Energy-Efficient NTT Sampler for Kyber Benchmarked on FPGA
Paresh Baidya, Rourab Paul, Vikas Srivastava, Sumit Kumar Debnath
TL;DR
This work tackles the energy and latency bottleneck of uniform polynomial sampling in Kyber by introducing Modified SampleNTT, a hardware-friendly sampler that reduces the required randomness from SHAKE-128 and enables two-squeeze polynomial generation with high success. The method preserves the statistical properties of the standard SampleNTT and passes a comprehensive battery of randomness tests, while achieving substantial reductions in bit usage per element (about 2523.8 vs 3785) and two-squeeze success (99.16%). Hardware experiments on an Artix-7 FPGA show significant gains: approximately 33% lower energy consumption and latency, with minimal or modest area reductions compared to the conventional approach. The results demonstrate that Modified SampleNTT is a practical alternative for low-power PQC implementations, enabling Kyber in constrained devices such as IoT and wearables, with potential applicability to other lattice-based schemes.
Abstract
Kyber is a lattice-based key encapsulation mechanism selected for standardization by the NIST Post-Quantum Cryptography (PQC) project.
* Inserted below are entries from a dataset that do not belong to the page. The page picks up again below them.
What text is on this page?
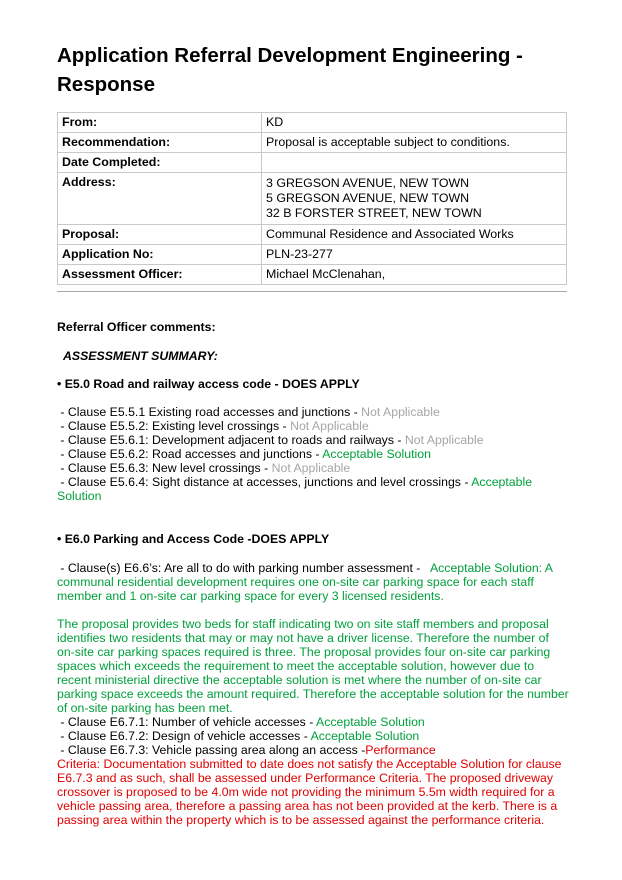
Application Referral Development Engineering - Response
From:	KD
Recommendation:	Proposal is acceptable subject to conditions.
Date Completed:	
Address:	3 GREGSON AVENUE, NEW TOWN
5 GREGSON AVENUE, NEW TOWN
32 B FORSTER STREET, NEW TOWN

Proposal:	Communal Residence and Associated Works
Application No:	PLN-23-277
Assessment Officer:	Michael McClenahan,
Referral Officer comments:
ASSESSMENT SUMMARY:
• E5.0 Road and railway access code - DOES APPLY
- Clause E5.5.1 Existing road accesses and junctions - Not Applicable
- Clause E5.5.2: Existing level crossings - Not Applicable
- Clause E5.6.1: Development adjacent to roads and railways - Not Applicable
- Clause E5.6.2: Road accesses and junctions - Acceptable Solution
- Clause E5.6.3: New level crossings - Not Applicable
- Clause E5.6.4: Sight distance at accesses, junctions and level crossings - Acceptable Solution
• E6.0 Parking and Access Code -DOES APPLY
- Clause(s) E6.6’s: Are all to do with parking number assessment -   Acceptable Solution: A communal residential development requires one on-site car parking space for each staff member and 1 on-site car parking space for every 3 licensed residents.
The proposal provides two beds for staff indicating two on site staff members and proposal identifies two residents that may or may not have a driver license. Therefore the number of on-site car parking spaces required is three. The proposal provides four on-site car parking spaces which exceeds the requirement to meet the acceptable solution, however due to recent ministerial directive the acceptable solution is met where the number of on-site car parking space exceeds the amount required. Therefore the acceptable solution for the number of on-site parking has been met.
- Clause E6.7.1: Number of vehicle accesses - Acceptable Solution
- Clause E6.7.2: Design of vehicle accesses - Acceptable Solution
- Clause E6.7.3: Vehicle passing area along an access -Performance
Criteria: Documentation submitted to date does not satisfy the Acceptable Solution for clause E6.7.3 and as such, shall be assessed under Performance Criteria. The proposed driveway crossover is proposed to be 4.0m wide not providing the minimum 5.5m width required for a vehicle passing area, therefore a passing area has not been provided at the kerb. There is a passing area within the property which is to be assessed against the performance criteria.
A critical component of Kyber's key generation process is the sampling of matrix elements from a uniform distribution over the ring Rq . This step is one of the most computationally intensive tasks in the scheme, significantly impacting performance in low-power embedded systems such as Internet of Things (IoT), wearable devices, wireless sensor networks (WSNs), smart cards, TPMs (Trusted Platform Modules), etc. Existing approaches to this sampling, notably conventional SampleNTT and Parse-SPDM3, rely on rejection sampling. Both algorithms require a large number of random bytes, which needs at least three SHAKE-128 squeezing steps per polynomial. As a result, it causes significant amount of latency and energy. In this work, we propose a novel and efficient sampling algorithm, namely Modified SampleNTT, which substantially educes the average number of bits required from SHAKE-128 to generate elements in Rq - achieving approximately a 33% reduction compared to conventional SampleNTT. Modified SampleNTT achieves 99.16% success in generating a complete polynomial using only two SHAKE-128 squeezes, outperforming both state-of-the-art methods, which never succeed in two squeezes of SHAKE-128. Furthermore, our algorithm maintains the same average rejection rate as existing techniques and passes all standard statistical tests for randomness quality. FPGA implementation on Artix-7 demonstrates a 33.14% reduction in energy, 33.32% lower latency, and 0.28% fewer slices compared to SampleNTT. Our results confirm that Modified SampleNTT is an efficient and practical alternative for uniform polynomial sampling in PQC schemes such as Kyber, especially for low-power security processors.